We as people don’t seem to cherish the role of informer inherently. Reproach and repercussion are as instinctually vile as they are essential, and I cannot live rightly without them. I cannot live left to my own devices, or it may be more apt to say that I do not wish to live alone with only these shape shifters we call memories. They are certainly familiar bedfellows, and although I have come to know them intimately they lend no new joy, just subtle revelations that I have led a life of mistakes and collisions.

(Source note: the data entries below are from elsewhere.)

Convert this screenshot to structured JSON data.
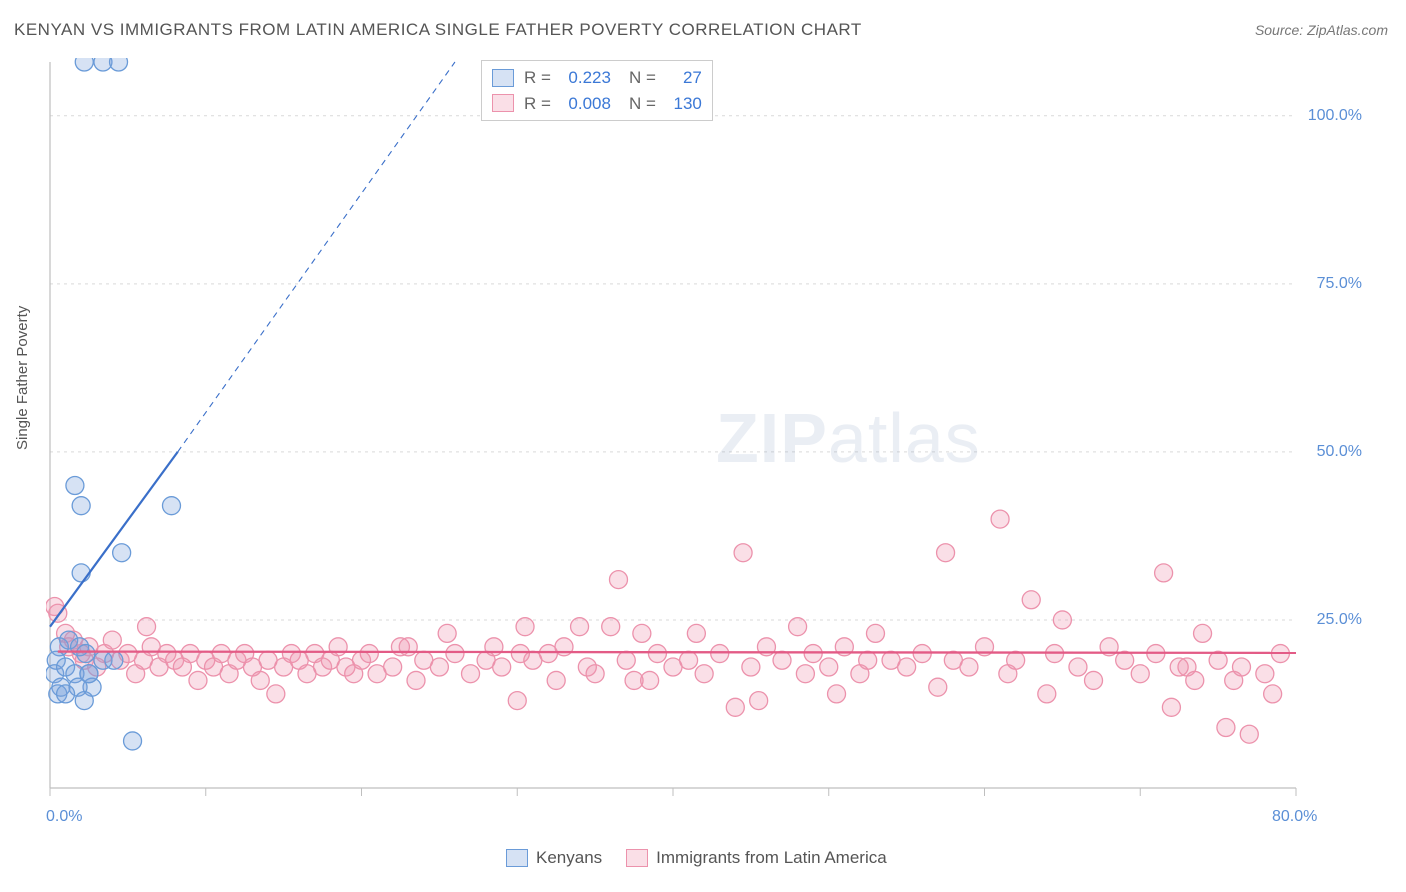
{
  "title": "KENYAN VS IMMIGRANTS FROM LATIN AMERICA SINGLE FATHER POVERTY CORRELATION CHART",
  "source": "Source: ZipAtlas.com",
  "ylabel": "Single Father Poverty",
  "watermark_a": "ZIP",
  "watermark_b": "atlas",
  "chart": {
    "type": "scatter",
    "background_color": "#ffffff",
    "grid_color": "#d9d9d9",
    "axis_color": "#bfbfbf",
    "tick_color": "#bfbfbf",
    "xlim": [
      0,
      80
    ],
    "ylim": [
      0,
      108
    ],
    "x_ticks": [
      0,
      10,
      20,
      30,
      40,
      50,
      60,
      70,
      80
    ],
    "x_tick_labels": {
      "0": "0.0%",
      "80": "80.0%"
    },
    "y_ticks": [
      25,
      50,
      75,
      100
    ],
    "y_tick_labels": {
      "25": "25.0%",
      "50": "50.0%",
      "75": "75.0%",
      "100": "100.0%"
    },
    "marker_radius": 9,
    "marker_stroke_width": 1.3,
    "series": [
      {
        "name": "Kenyans",
        "fill": "rgba(120,160,220,0.30)",
        "stroke": "#6a9bd8",
        "trend": {
          "x1": 0,
          "y1": 24,
          "x2": 8.2,
          "y2": 50,
          "stroke": "#3a6fc9",
          "width": 2.2,
          "ext_x2": 26,
          "ext_y2": 108,
          "ext_dash": "6 5",
          "ext_width": 1.1
        },
        "stats": {
          "R": "0.223",
          "N": "27"
        },
        "points": [
          [
            2.2,
            108
          ],
          [
            3.4,
            108
          ],
          [
            4.4,
            108
          ],
          [
            1.6,
            45
          ],
          [
            2.0,
            42
          ],
          [
            7.8,
            42
          ],
          [
            4.6,
            35
          ],
          [
            2.0,
            32
          ],
          [
            0.6,
            21
          ],
          [
            1.2,
            22
          ],
          [
            1.9,
            21
          ],
          [
            2.3,
            20
          ],
          [
            0.4,
            19
          ],
          [
            0.3,
            17
          ],
          [
            2.5,
            17
          ],
          [
            3.4,
            19
          ],
          [
            4.1,
            19
          ],
          [
            1.0,
            18
          ],
          [
            0.7,
            15
          ],
          [
            1.6,
            17
          ],
          [
            2.7,
            15
          ],
          [
            0.5,
            14
          ],
          [
            1.8,
            15
          ],
          [
            1.0,
            14
          ],
          [
            2.2,
            13
          ],
          [
            2.5,
            17
          ],
          [
            5.3,
            7
          ]
        ]
      },
      {
        "name": "Immigrants from Latin America",
        "fill": "rgba(240,150,175,0.30)",
        "stroke": "#ec92ac",
        "trend": {
          "x1": 0.5,
          "y1": 20.3,
          "x2": 80,
          "y2": 20.1,
          "stroke": "#e35b86",
          "width": 2.3
        },
        "stats": {
          "R": "0.008",
          "N": "130"
        },
        "points": [
          [
            0.3,
            27
          ],
          [
            0.5,
            26
          ],
          [
            1.0,
            23
          ],
          [
            1.2,
            21
          ],
          [
            1.5,
            22
          ],
          [
            2.0,
            20
          ],
          [
            2.2,
            19
          ],
          [
            2.5,
            21
          ],
          [
            3.0,
            18
          ],
          [
            3.5,
            20
          ],
          [
            4.0,
            22
          ],
          [
            4.5,
            19
          ],
          [
            5.0,
            20
          ],
          [
            5.5,
            17
          ],
          [
            6.0,
            19
          ],
          [
            6.5,
            21
          ],
          [
            7.0,
            18
          ],
          [
            7.5,
            20
          ],
          [
            8.0,
            19
          ],
          [
            8.5,
            18
          ],
          [
            9.0,
            20
          ],
          [
            9.5,
            16
          ],
          [
            10,
            19
          ],
          [
            10.5,
            18
          ],
          [
            11,
            20
          ],
          [
            11.5,
            17
          ],
          [
            12,
            19
          ],
          [
            12.5,
            20
          ],
          [
            13,
            18
          ],
          [
            13.5,
            16
          ],
          [
            14,
            19
          ],
          [
            14.5,
            14
          ],
          [
            15,
            18
          ],
          [
            15.5,
            20
          ],
          [
            16,
            19
          ],
          [
            16.5,
            17
          ],
          [
            17,
            20
          ],
          [
            17.5,
            18
          ],
          [
            18,
            19
          ],
          [
            18.5,
            21
          ],
          [
            19,
            18
          ],
          [
            19.5,
            17
          ],
          [
            20,
            19
          ],
          [
            20.5,
            20
          ],
          [
            21,
            17
          ],
          [
            22,
            18
          ],
          [
            22.5,
            21
          ],
          [
            23,
            21
          ],
          [
            23.5,
            16
          ],
          [
            24,
            19
          ],
          [
            25,
            18
          ],
          [
            25.5,
            23
          ],
          [
            26,
            20
          ],
          [
            27,
            17
          ],
          [
            28,
            19
          ],
          [
            28.5,
            21
          ],
          [
            29,
            18
          ],
          [
            30,
            13
          ],
          [
            30.5,
            24
          ],
          [
            31,
            19
          ],
          [
            32,
            20
          ],
          [
            32.5,
            16
          ],
          [
            33,
            21
          ],
          [
            34,
            24
          ],
          [
            34.5,
            18
          ],
          [
            35,
            17
          ],
          [
            36,
            24
          ],
          [
            36.5,
            31
          ],
          [
            37,
            19
          ],
          [
            38,
            23
          ],
          [
            38.5,
            16
          ],
          [
            39,
            20
          ],
          [
            40,
            18
          ],
          [
            41,
            19
          ],
          [
            41.5,
            23
          ],
          [
            42,
            17
          ],
          [
            43,
            20
          ],
          [
            44,
            12
          ],
          [
            44.5,
            35
          ],
          [
            45,
            18
          ],
          [
            46,
            21
          ],
          [
            47,
            19
          ],
          [
            48,
            24
          ],
          [
            48.5,
            17
          ],
          [
            49,
            20
          ],
          [
            50,
            18
          ],
          [
            50.5,
            14
          ],
          [
            51,
            21
          ],
          [
            52,
            17
          ],
          [
            53,
            23
          ],
          [
            54,
            19
          ],
          [
            55,
            18
          ],
          [
            56,
            20
          ],
          [
            57,
            15
          ],
          [
            57.5,
            35
          ],
          [
            58,
            19
          ],
          [
            59,
            18
          ],
          [
            60,
            21
          ],
          [
            61,
            40
          ],
          [
            61.5,
            17
          ],
          [
            62,
            19
          ],
          [
            63,
            28
          ],
          [
            64,
            14
          ],
          [
            64.5,
            20
          ],
          [
            65,
            25
          ],
          [
            66,
            18
          ],
          [
            67,
            16
          ],
          [
            68,
            21
          ],
          [
            69,
            19
          ],
          [
            70,
            17
          ],
          [
            71,
            20
          ],
          [
            71.5,
            32
          ],
          [
            72,
            12
          ],
          [
            73,
            18
          ],
          [
            74,
            23
          ],
          [
            75,
            19
          ],
          [
            75.5,
            9
          ],
          [
            76,
            16
          ],
          [
            76.5,
            18
          ],
          [
            77,
            8
          ],
          [
            78,
            17
          ],
          [
            78.5,
            14
          ],
          [
            79,
            20
          ],
          [
            72.5,
            18
          ],
          [
            73.5,
            16
          ],
          [
            52.5,
            19
          ],
          [
            45.5,
            13
          ],
          [
            30.2,
            20
          ],
          [
            37.5,
            16
          ],
          [
            6.2,
            24
          ]
        ]
      }
    ]
  },
  "legend": {
    "series_a": "Kenyans",
    "series_b": "Immigrants from Latin America",
    "r_label": "R =",
    "n_label": "N ="
  }
}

I say collisions, not accidents. An accident happens when it’s raining out, and maybe you shouldn't have been driving, and perhaps you might have paid better attention to the nervous and brake prone driver directly in front of you but you can be forgiven for all that. A more appropriate term may be wreck, it may not carry with it a moral weight natively but to me it tends to ring out carnage, twisted metal, two dead 1 wounded, wood crosses and wreathes slowly growing faint and waterlogged in a ditch like a spectacle for everyone to see. There are some memories we retell with a preface that asserts over and over that the following story was and is indeed an accident. Then there are others that are far too glaring to even attempt such a show, they are better locked up and hopefully forgotten, but we all know better. This story is about those memories, pale from being kept from the sun, hungry and desperate to be let out.

So I suppose that this is the preface, where I beg for understanding and sympathy in my retelling. I tend to appeal to a higher sense, asking not that your stomach move you to damn me, but I fear that the head may oft prove less forgiving than your senses. I guess I should ask for whatever reaction or repulsion that is the least bleak, the more gracious condemnation and perhaps invite you to use whatever mechanism in us that translates madness and tragedy into laughter and comedy. Some may find the contents vulgar, grossly particular or maybe just entirely superfluous. And they may be right, they may all be present. But I am tired of these secrets that have been locked away, as if in a wooden box, their little dark hands fighting and twisting out of the grates, clutching and grasping at the air.

G.K. Chesterton once wrote that a humble man is often the one who talks too much, proud men watch themselves too closely. Afraid to venture a thought lest it be wrong and they appear foolish, their delicate façade tarnished, and if they do speak it is seldom in questions or confessions. I will not shout to make my point, nor will I plead for you to bend backwards to look through the glass that I use to view this life. But if in reading you feel somehow connected, strangely amused or that you see what I see, then you will know that you and I both are being vindicated. Every time a written sin reaches up through your heart to your understanding we are both a little less alone. We are both a little less human.